Aangezien het SARS-CoV-2 virus overgedragen kan worden via aerosolen die door de mens worden in- en uitgeademd, komt het virus voornamelijk via de longen het menselijk lichaam binnen [14].
Als het virus de longen binnenkomt vindt het daar receptoren, zoals de ACE2 receptor, om als toegangspoort te gebruiken. Deze receptor bevindt zich voornamelijk op type II longcellen [15]. Type II longcellen zijn cellen die deel uitmaken van de longblaasjes en een dubbele functie hebben. Enerzijds fungeren deze cellen als voorlopercellen. Bijvoorbeeld, als een type I longcel, waarlangs de zuurstof en koolstofdioxide wordt uitgewisseld, beschadigt of afsterft zal een type II longcel zijn plaats innemen en een nieuwe type I cel vormen. Als tweede functie heeft een type II longcel het produceren van longsurfactant. Surfactant is een soort vloeistof die de binnenkant van een longblaasje bekleedt en die ervoor zorgt dat dit longblaasje niet kan dichtklappen [16].
Als voornamelijk de type II longcellen worden geïnfecteerd door het virus en daardoor niet meer functioneel zijn kunnen er dus problemen ontstaan met de longfunctie. Longcellen die stuk gaan door de lokale ontsteking kunnen nu moeilijker worden hersteld en de verminderde productie van surfactant kan voeren tot ademhalingsproblemen en zuurstoftekort.
Daarbij zullen lokale immuuncellen die huizen in de longblaasjes nu het gevecht aangaan met het virus. In het longweefsel kan er zo een grote infiltratie van pro-inflammatoire immuuncellen ontstaan. De schade die dit ontstekingsproces met zich mee zou kunnen brengen kan leiden tot fibrose in de longen. Fibrotisch longweefsel is als het ware littekenweefsel dat niet meer functioneel is. U begrijpt dat dit proces zeer nadelig is voor de werking van de longen op lange termijn. Het is dus belangrijk de longen zoveel mogelijk te beschermen tijdens zo’n virusinfectie.
Kennis in de praktijk
Onderstaande interventies kunnen worden toegepast. Link naar webinar.
1. De oorzaak van onze kwetsbaarheid aanpakken
Zorg voor een optimale metabole gezondheid aan de hand van:
· Gezonde voeding bestaande uit veel groenten en fruit aangevuld met vis, gevogelte, noten, eieren en koud geperste olijfolie.
· Geen overtollige calorische inname.
· Voldoende beweging. Wandel of fiets elke dag een half uurtje en vul aan met intensieve beweegmomenten.
· Slaap voldoende en slaap in een koele, donkere kamer.
· Lach, knuffel en geniet.
2. Het virus geen ingang verlenen
Als extra preventieve maatregel kunt u de toegangspoorten van het virus verminderen met stoffen uit de natuur.
· Flavonoïden remmen de overtollige expressie van de ACE2 receptoren. Flavonoïden zijn te vinden in kleurrijke groenten en fruit en in verse kruiden [16].

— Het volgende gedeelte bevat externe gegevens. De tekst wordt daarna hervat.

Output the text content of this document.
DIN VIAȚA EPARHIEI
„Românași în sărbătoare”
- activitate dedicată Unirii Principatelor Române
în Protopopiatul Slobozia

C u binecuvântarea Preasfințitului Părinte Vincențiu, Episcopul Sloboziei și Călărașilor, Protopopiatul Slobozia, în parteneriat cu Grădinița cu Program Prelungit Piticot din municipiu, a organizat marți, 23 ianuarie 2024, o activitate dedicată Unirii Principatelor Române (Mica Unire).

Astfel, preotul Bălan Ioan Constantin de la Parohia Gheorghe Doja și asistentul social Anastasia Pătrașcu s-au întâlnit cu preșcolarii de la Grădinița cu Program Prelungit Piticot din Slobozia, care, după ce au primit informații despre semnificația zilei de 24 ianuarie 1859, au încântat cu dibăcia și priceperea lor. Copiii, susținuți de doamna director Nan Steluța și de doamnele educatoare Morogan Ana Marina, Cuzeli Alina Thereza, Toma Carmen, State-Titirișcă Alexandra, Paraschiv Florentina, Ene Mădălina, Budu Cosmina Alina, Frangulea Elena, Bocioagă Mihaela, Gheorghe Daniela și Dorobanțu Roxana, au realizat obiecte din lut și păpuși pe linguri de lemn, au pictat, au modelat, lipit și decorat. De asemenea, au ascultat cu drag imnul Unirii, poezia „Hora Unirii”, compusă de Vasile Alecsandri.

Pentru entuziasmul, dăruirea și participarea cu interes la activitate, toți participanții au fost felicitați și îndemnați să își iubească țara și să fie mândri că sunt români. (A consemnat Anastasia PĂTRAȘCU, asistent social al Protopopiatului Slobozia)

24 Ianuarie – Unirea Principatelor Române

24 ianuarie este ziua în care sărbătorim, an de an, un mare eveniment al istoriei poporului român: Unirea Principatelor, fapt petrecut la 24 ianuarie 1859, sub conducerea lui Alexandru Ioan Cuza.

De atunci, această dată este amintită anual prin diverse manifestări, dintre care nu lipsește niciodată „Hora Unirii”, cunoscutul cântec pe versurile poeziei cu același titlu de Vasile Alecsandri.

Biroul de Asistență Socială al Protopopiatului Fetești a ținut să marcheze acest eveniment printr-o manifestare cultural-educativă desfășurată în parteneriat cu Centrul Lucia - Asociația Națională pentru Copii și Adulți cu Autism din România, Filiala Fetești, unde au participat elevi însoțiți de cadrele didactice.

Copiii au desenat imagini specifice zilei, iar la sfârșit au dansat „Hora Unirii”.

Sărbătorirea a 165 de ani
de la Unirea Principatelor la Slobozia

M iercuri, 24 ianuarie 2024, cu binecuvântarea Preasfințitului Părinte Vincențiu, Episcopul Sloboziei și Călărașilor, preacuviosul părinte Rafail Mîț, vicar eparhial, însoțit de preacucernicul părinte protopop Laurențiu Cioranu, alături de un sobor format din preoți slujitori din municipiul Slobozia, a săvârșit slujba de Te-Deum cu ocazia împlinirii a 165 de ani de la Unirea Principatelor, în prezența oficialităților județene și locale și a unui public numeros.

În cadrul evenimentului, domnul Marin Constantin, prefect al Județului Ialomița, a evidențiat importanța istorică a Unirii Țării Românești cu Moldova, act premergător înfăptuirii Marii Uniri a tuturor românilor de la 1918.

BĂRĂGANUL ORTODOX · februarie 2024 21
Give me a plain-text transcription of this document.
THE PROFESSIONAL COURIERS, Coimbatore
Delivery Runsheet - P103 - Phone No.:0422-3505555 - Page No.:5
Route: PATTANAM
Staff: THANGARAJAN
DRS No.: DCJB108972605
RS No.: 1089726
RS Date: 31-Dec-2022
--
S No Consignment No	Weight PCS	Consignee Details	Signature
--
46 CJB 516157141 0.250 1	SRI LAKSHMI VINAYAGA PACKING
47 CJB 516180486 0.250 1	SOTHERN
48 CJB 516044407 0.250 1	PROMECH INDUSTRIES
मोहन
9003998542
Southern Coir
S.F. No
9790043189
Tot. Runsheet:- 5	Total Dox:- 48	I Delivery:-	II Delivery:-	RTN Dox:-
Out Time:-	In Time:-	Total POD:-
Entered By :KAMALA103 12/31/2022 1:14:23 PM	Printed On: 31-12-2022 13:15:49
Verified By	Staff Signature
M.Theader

· Het aantal GRP78 op het celoppervlak kan verminderd worden met behulp van groene thee en het actieve bestanddeel epigallocatechinegallaat (EGCG) [17].
· Hepaaransulfaatproteoglycanen kunnen we bezetten met lactoferrine zodat deze niet beschikbaar zijn als toegangspoorten voor het virus [18].
· Neuropilin-1 kan geremd worden met behulp van Allium sativum (knoflook) of Allium ceba (ui) met quercetine als actief bestanddeel [19].
3. De longen beschermen en herstel stimuleren
Dit kunnen we opnieuw doen met stoffen uit de natuur. Deze interventies zijn sterk wetenschappelijk onderbouwd en geven geen nare bijwerkingen. Onderstaande stoffen kunnen je longen beschermen tegen schade of zelfs herstellen.
· Adaptogene planten beschermen de longen tegen oxidatieve schade, net zoals N-acetyl-cysteïne (NAC) dat ook kan. Enkele voorbeelden van adaptogene planten die de longen kunnen beschermen zijn Rhodiola rosea en Schisandra chinensis [19–21].